Time has changed now with the modern approach and education empowering Muslim women who have started uniting themselves. The mindset of even well-educated Muslim young man is no different as compare polluted by orthodox Muslims under the influence of Ulemas. Recently a shocking case of an Associate Professor of Aligarh Muslim University Dr. Rizwan Khan of Electricity Engineering Department came to light, who has been alumnae of AMU and done Ph.D., M.Tech, and BTech from AMU. He married one of his student Shabana Khan, who was pursuing an engineering degree in electrical in 2005, after falling in love with her. Shabana started her career in designs in some company located at Green Park area of Delhi where Dr. Rizwan Khan frequently came to continue his courtship. Shabana’s brother resides in Dubai where he wanted his sister to come and take employment. Shabana told this fact to Dr. Rizwan who in turn offer her to marry him.
Talking to Tehelka from Aligarh Shabana told her marriage was solemnized with all fanfare with all rituals and dowry. His brother foots the hotel bills for the marriage party brought by Dr. Rizwan. Narrating the story of her exploitation Shabana broke down into tears, “One day Rizwan sent me an empty envelope to his engineer wife Sabana Khan under the refuse of ‘Talaq-e-Biddat’. Shabana, the mother of two small daughters, contests his claim saying, “He never gave me divorce as even after the date of alleged divorce he continued to live with me and took me to various Restaurants for dinning out. Though I was subjected to domestic violence and unduly suspected for having relations with boys on facebook and other social sites I suffered silently in the interest of my small daughters. He never paid me any Mehar or Iddat money.”
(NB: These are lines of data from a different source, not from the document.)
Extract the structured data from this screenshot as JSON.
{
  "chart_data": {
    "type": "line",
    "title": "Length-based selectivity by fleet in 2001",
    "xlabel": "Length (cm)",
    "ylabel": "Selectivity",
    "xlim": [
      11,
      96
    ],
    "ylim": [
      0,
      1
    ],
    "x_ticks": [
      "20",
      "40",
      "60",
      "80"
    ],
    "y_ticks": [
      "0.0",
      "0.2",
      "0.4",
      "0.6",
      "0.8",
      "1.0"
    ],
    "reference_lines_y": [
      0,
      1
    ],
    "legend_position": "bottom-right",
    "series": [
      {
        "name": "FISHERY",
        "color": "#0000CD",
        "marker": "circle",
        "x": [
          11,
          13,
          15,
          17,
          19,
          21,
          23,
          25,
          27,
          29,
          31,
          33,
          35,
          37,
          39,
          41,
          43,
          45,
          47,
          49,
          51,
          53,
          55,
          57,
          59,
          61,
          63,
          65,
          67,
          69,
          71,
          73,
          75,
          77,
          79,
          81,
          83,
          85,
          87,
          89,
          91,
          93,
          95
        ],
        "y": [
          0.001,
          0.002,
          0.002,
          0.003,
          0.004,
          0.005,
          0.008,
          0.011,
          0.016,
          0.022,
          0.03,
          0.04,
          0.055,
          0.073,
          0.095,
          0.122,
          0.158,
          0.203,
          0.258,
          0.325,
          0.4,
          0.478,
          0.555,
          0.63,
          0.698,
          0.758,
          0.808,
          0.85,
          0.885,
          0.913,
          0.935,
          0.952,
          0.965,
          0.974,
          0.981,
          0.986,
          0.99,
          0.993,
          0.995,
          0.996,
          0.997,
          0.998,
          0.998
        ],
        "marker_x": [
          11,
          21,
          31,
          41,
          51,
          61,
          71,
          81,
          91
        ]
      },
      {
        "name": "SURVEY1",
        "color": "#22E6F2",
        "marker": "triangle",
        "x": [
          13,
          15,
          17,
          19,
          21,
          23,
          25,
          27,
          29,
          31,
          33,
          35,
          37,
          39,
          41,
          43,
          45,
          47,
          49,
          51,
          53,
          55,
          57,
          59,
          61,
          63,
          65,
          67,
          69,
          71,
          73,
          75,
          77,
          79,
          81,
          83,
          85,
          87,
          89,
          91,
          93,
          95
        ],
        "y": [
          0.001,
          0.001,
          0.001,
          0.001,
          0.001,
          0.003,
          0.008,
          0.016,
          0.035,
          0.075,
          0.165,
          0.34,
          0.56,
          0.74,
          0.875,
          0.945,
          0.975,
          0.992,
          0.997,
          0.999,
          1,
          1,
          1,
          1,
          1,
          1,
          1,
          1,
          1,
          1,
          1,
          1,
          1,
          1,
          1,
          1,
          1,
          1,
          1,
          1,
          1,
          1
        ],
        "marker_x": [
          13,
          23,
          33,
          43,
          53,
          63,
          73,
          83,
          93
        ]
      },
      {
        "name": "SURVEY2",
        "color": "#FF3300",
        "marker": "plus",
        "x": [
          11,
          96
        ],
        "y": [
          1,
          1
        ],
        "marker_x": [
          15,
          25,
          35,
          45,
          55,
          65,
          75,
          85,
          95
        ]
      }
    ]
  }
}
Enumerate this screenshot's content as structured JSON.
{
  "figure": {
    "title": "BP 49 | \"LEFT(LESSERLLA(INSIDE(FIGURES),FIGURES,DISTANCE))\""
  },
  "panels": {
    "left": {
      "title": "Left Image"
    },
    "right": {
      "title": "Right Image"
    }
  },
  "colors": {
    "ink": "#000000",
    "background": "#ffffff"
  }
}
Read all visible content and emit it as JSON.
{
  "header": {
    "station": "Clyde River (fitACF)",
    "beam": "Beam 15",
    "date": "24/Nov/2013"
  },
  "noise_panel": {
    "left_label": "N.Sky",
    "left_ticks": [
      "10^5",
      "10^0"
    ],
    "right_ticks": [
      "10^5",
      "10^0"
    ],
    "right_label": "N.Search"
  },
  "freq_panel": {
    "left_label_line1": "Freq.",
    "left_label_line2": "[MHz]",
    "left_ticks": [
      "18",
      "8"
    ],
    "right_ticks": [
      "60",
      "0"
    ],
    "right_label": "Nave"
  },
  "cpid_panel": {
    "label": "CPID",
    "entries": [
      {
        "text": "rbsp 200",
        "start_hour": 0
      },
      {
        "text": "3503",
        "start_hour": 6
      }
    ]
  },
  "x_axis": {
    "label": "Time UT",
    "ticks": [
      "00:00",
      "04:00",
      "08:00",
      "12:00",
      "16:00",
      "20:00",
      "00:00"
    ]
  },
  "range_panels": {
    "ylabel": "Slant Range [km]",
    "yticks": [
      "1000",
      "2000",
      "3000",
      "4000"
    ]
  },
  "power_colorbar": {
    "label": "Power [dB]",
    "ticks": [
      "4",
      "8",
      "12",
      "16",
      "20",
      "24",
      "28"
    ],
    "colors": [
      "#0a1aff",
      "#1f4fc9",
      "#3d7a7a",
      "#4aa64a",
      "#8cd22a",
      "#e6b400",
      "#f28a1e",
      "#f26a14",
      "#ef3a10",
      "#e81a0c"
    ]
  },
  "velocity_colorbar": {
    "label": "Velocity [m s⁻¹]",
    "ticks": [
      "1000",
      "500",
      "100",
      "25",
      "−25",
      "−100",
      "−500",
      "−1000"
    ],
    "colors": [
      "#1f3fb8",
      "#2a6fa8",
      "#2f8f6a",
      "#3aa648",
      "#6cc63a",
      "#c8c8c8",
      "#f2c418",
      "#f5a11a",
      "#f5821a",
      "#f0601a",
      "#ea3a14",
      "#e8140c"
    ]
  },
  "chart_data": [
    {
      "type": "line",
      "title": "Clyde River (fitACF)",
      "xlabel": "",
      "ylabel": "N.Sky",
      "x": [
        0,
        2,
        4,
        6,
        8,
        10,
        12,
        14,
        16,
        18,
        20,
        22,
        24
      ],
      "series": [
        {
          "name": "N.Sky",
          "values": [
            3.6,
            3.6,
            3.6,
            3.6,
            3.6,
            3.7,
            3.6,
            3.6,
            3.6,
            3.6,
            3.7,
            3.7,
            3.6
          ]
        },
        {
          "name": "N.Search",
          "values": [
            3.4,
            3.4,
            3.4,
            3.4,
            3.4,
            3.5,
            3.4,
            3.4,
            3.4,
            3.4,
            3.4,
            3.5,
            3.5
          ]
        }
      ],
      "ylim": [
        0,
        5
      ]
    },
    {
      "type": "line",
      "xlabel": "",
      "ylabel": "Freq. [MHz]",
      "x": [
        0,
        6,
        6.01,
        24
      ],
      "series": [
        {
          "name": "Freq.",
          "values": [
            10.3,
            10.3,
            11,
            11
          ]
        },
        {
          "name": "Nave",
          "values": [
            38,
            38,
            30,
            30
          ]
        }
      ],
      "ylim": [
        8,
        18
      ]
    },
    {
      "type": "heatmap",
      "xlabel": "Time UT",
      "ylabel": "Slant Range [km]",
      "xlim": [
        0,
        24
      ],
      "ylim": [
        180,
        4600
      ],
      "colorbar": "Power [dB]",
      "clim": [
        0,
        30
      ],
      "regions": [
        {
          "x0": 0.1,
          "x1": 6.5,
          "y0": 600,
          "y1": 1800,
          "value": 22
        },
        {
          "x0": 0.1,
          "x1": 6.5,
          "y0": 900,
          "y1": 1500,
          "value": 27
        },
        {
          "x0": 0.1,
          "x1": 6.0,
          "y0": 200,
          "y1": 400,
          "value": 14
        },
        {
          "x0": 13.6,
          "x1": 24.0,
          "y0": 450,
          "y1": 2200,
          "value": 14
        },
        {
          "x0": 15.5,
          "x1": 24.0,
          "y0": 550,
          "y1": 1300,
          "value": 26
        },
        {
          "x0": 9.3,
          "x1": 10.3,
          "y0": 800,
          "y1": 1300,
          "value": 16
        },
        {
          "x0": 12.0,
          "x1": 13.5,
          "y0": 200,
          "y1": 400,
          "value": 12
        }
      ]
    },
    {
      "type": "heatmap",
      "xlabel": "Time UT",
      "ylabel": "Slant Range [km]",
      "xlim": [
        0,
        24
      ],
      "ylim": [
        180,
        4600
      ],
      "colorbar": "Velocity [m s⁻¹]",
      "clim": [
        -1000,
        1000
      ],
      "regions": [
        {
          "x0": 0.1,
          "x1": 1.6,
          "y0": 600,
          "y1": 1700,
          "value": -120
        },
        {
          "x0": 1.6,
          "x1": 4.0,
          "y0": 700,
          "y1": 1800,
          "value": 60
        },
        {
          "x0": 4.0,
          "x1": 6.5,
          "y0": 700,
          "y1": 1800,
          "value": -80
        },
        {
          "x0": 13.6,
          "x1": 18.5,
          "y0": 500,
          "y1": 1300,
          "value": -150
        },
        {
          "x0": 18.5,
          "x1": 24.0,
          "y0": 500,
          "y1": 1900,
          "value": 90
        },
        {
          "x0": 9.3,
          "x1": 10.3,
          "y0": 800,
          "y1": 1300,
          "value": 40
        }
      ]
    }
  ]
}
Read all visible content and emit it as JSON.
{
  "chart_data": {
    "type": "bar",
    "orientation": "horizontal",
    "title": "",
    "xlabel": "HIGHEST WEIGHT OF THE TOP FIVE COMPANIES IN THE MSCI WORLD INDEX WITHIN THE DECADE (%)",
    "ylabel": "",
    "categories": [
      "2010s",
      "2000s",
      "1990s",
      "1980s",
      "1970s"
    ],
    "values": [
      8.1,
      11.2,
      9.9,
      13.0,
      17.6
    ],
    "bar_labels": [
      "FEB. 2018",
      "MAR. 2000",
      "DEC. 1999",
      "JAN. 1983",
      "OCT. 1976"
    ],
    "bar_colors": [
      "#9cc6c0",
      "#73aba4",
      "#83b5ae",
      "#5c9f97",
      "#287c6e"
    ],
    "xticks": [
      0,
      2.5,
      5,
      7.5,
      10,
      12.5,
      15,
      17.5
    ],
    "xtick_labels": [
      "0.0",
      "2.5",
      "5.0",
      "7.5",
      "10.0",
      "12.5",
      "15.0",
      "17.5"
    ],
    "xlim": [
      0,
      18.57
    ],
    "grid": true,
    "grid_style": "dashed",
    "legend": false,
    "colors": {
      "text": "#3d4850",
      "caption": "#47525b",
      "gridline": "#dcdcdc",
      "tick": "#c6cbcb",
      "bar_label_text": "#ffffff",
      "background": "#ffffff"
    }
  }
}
Though Shabana met and complained the Vice Chancellor, Chairman, dean, and registrar about the indulgence of Dr. Rizwan into domestic violence and sought their help but they all washed off their hands saying that since the matter is in the court they can’t help her out. Shabana is now entangled in the legal battle to get back the custody of her minor daughters, due maintenance in accordance with her status and a flat. Mediation efforts are on at the initiative of High Court but no result has come out as yet. It will be resumed on 14 July 2016 again to explore possible compromise but Shabana has no hopes. “My husband had illicit relations with some of his close relatives even before my marriage and has started living with her along with my daughters and tutoring wrong facts into their innocent minds about me,” She alleged with pain.
Shabana expressed her solidarity with Shayra Bano who has become her rallying point for keeping on her fight for justice. They are uniting to raise their voice against polygamy and to favour uniform civil code to protect them from day to day sexual violence, harassment and threat of triple talaq.